Why This Matters to Distributors: The deal shows private equity’s continued focus on technical distribution platforms that combine products, engineering, and service. It also underscores how scale, specialization and digital investment are driving valuations and consolidation across the sector.
Flow Control Group will add Neuberger Private Markets as a significant minority investor while KKR maintains majority ownership.
KKR and Neuberger agreed to jointly acquire the Charlotte, North Carolina-based distributor of flow control, automation and engineered industrial solutions. Financial terms were not disclosed. The transaction is expected to close in the second quarter, subject to regulatory approvals.
Flow Control Group has expanded rapidly since KKR acquired the company in 2021. Revenue and EBITDA have more than tripled over that period, driven by a strategy that combines acquisitions with organic growth, cross-selling and expanded technical services.
“Flow Control Group exemplifies KKR’s approach of taking great businesses to the next level through a combination of strategic acquisitions and operational value creation,” said Josh Weisenbeck, a partner at KKR who leads the firm’s industrials team in North American private equity.
The company operates a network of more than 120 specialized distribution and service providers across the United States and Canada, serving markets including water and wastewater, life sciences, aerospace and defense, food and beverage, and power generation.

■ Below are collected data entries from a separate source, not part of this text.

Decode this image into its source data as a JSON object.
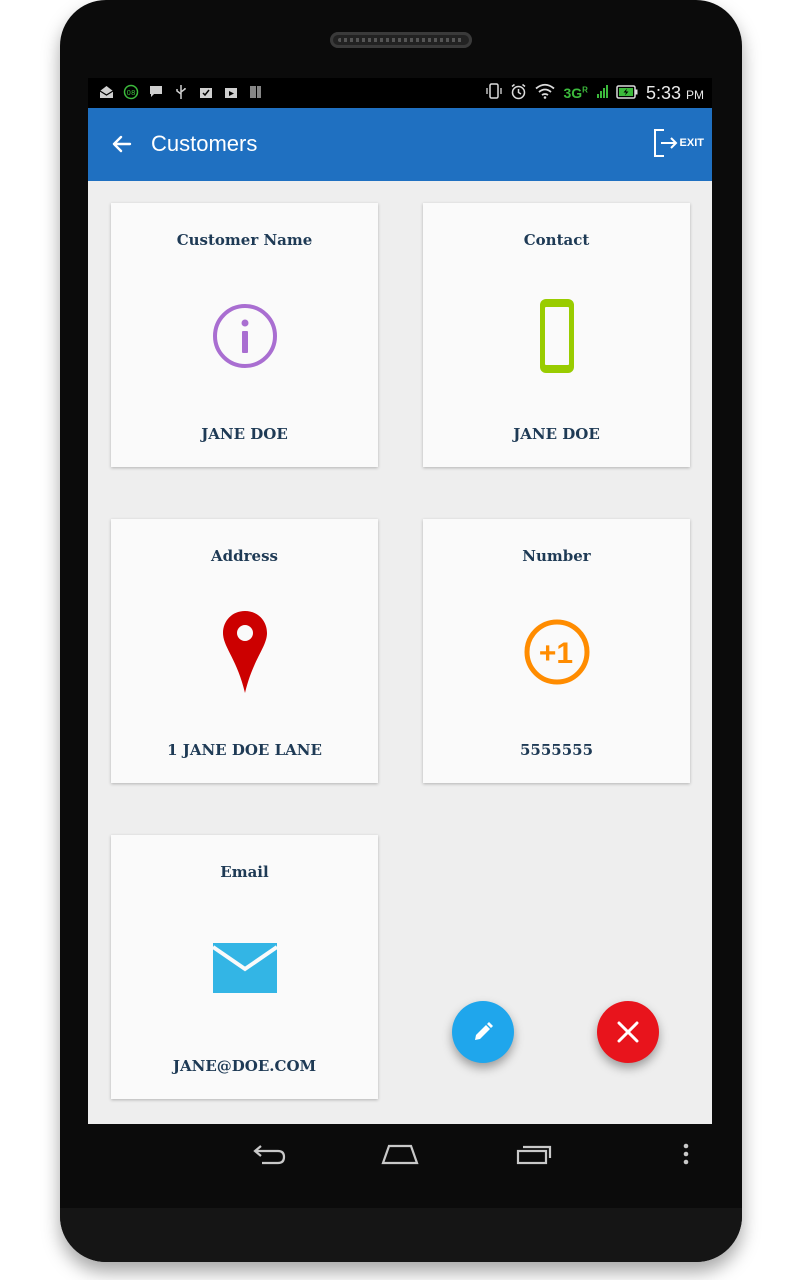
{
  "status_bar": {
    "network": "3G",
    "network_superscript": "R",
    "time": "5:33",
    "ampm": "PM",
    "notification_badge": "08"
  },
  "app_bar": {
    "title": "Customers",
    "exit_label": "EXIT"
  },
  "cards": [
    {
      "title": "Customer Name",
      "value": "JANE DOE",
      "icon": "info-icon",
      "color": "#a96ed1"
    },
    {
      "title": "Contact",
      "value": "JANE DOE",
      "icon": "smartphone-icon",
      "color": "#99cc00"
    },
    {
      "title": "Address",
      "value": "1 JANE DOE LANE",
      "icon": "map-pin-icon",
      "color": "#cc0000"
    },
    {
      "title": "Number",
      "value": "5555555",
      "icon": "plus-one-icon",
      "color": "#ff8c00",
      "icon_text": "+1"
    },
    {
      "title": "Email",
      "value": "JANE@DOE.COM",
      "icon": "envelope-icon",
      "color": "#33b5e5"
    }
  ],
  "colors": {
    "app_bar": "#1f70c1",
    "edit_fab": "#1fa6ec",
    "close_fab": "#e8141c",
    "card_text": "#1e3a55"
  }
}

It also targets higher-growth segments such as data centers and advanced automation.
Flow Control Group employs more than 3,000 people, including over 1,000 technical sales specialists and 600 service technicians, and works with more than 3,000 suppliers.
David Stonberg, deputy head of Neuberger Private Markets, said the firm views Flow Control Group as a “best-in-class distributor and key technical provider” with a robust growth history.
The investment also includes a payout tied to the company’s employee ownership program. KKR introduced that program after its 2021 acquisition, making all employees owners. As part of the new deal, the company’s more than 3,000 employees are expected to receive cash payments if the transaction closes. KKR and Neuberger said they plan to re-establish a broad-based ownership program after closing.
“One of the most impactful parts of working with KKR was their focus on employee ownership and engagement,” said Raymond Aronoff, CEO and president of Flow Control Group.
Aronoff said the model helped align employees around a strategy focused on value-added distribution, technical services, and long-term growth.
The transaction highlights continued investor interest in distributors that offer more than product fulfillment, particularly those with engineering expertise, automation capabilities, and service operations.